Definitely! There are a couple of brostep tracks that I really like, you can create some really nice grooves with that midrange modulation and I do generally like gnarly synths. Haven't really gotten around to trying my hand at that myself, though ...

And the disdain is real, the vibes of classic dubstep and brostep are just too different and it's pretty annoying to have the name of your genre usurped like that. There have been attempts to make up qualifiers to specify the classic sound (e.g. "deep dubstep"), but they haven't really caught on, either.

[–] [email protected] 2 points 1 day ago* (last edited 1 day ago) (1 children)

So, over the last two weeks or so, I have listened to a lot of dubstep. The more I listened to brostep, the worse it got. For post-UK dubstep, the only two I can stand are Skrillex and Subtronix.

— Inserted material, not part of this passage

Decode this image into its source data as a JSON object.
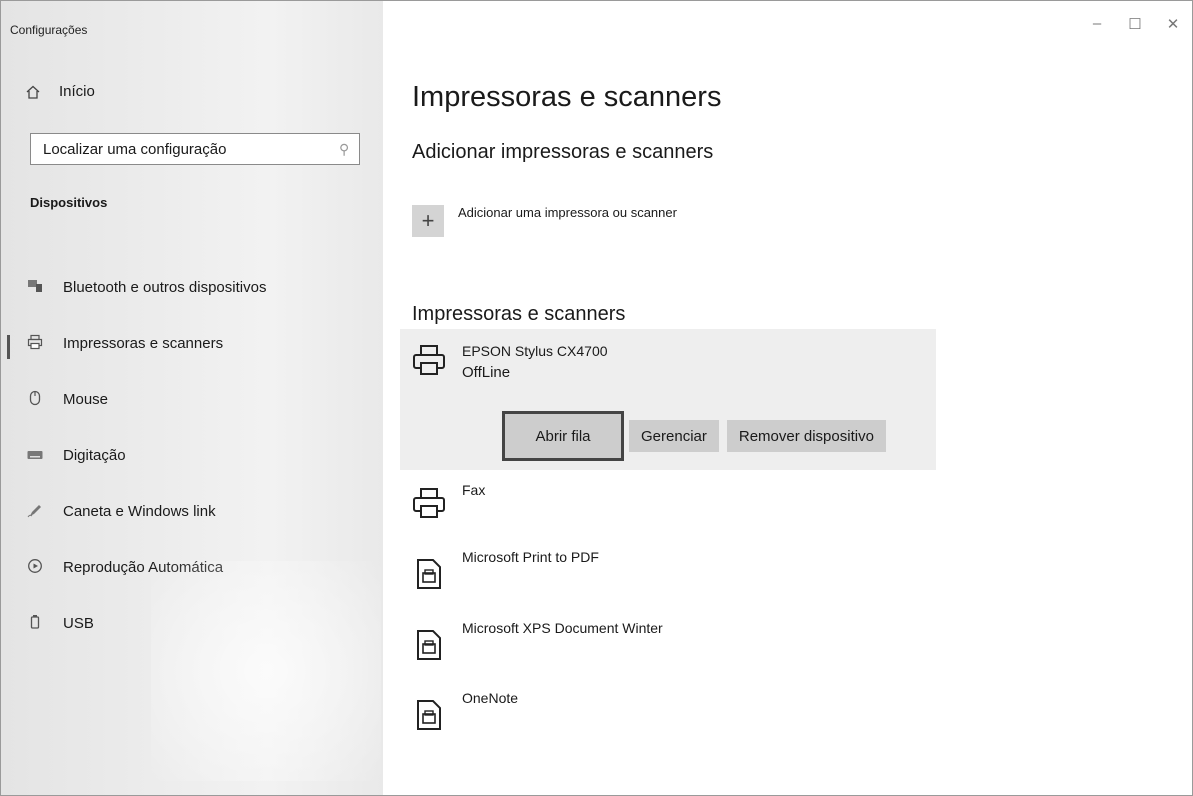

The rest is just heavily distorted samples jammed together with what is basically static, all while trying to keep rhythm with a poorly sampled hip-hop drum loop. (I did listen to a bit of traditional UK dubstep, but it wasn't what I was after from a technical standpoint.)

But yeah, I think older dubstep has kind of been merged into modern EDM and brostep has just dissolved into some kind of strange noise that gets drunk frat boys to headbutt and jump through plate glass windows. (I only did a quick search, but I think even Skrillex has been moving away from brostep in some of his later work.)

I did find what I was originally looking for in FM synthesis. Once I discovered how easy it was to get self-oscillation going between a couple of waveforms, it became super easy to replicate a ton of old school house bass and some early Skrillex-type stuff. (If you cared, it seems a ton of old bass lines are based on a sine wave carrier with square wave modulation. You toy with the phase and harmonics a bit, and you can probably replicate 80% of 90's-00's bass lines with different envelopes.)

What I did learn from this adventure was worth the time: Every single video I watched on YouTube about designing sound for that genre was just bad, in hindsight. Excluding pure creative sessions, if you have to layer a fuck ton of wonky settings on an instrument and put it under 200 layers of an effects chain to get a specific sound, you are probably doing something very wrong. (I also learned that I absolutely hate "garage" brostep with a passion now. Sorry to kill the dreams of any 18 year old aspiring DJ's that might be reading this, but it's complete trash.)

[–] [email protected] 2 points 1 day ago (1 children)

Interesting, Skrillex is one of my least favourite brostep producers. For me, most of his older tracks are way too chaotic to groove properly.

I'll have to try some FM synthesis. I always shyed away from it because it seemed overly complicated, but you're probably right that it's actually easier for some specific sounds.

[–] [email protected] 2 points 1 day ago

Yeah, I can understand how some people just wouldn't like Skrillex. Chaos is kinda the point and groove is probably not on the list of description words I would use for it. Alas, it's actually not my thing either. On occasion it is, but not always.

FM stuff is weird at first. Depending on your tool, just start with small changes as you build up a waveform, dust off your knowledge of harmonics theory and dig in. It took a day for me to make some noise that didn't sound like a knife scraping over a sheet of metal, and two more days of tinkering to make something cool. It'll probably take another month before I can design something more complex, like a cymbal. It's technically additive synthesis, but it's not actually? I dunno.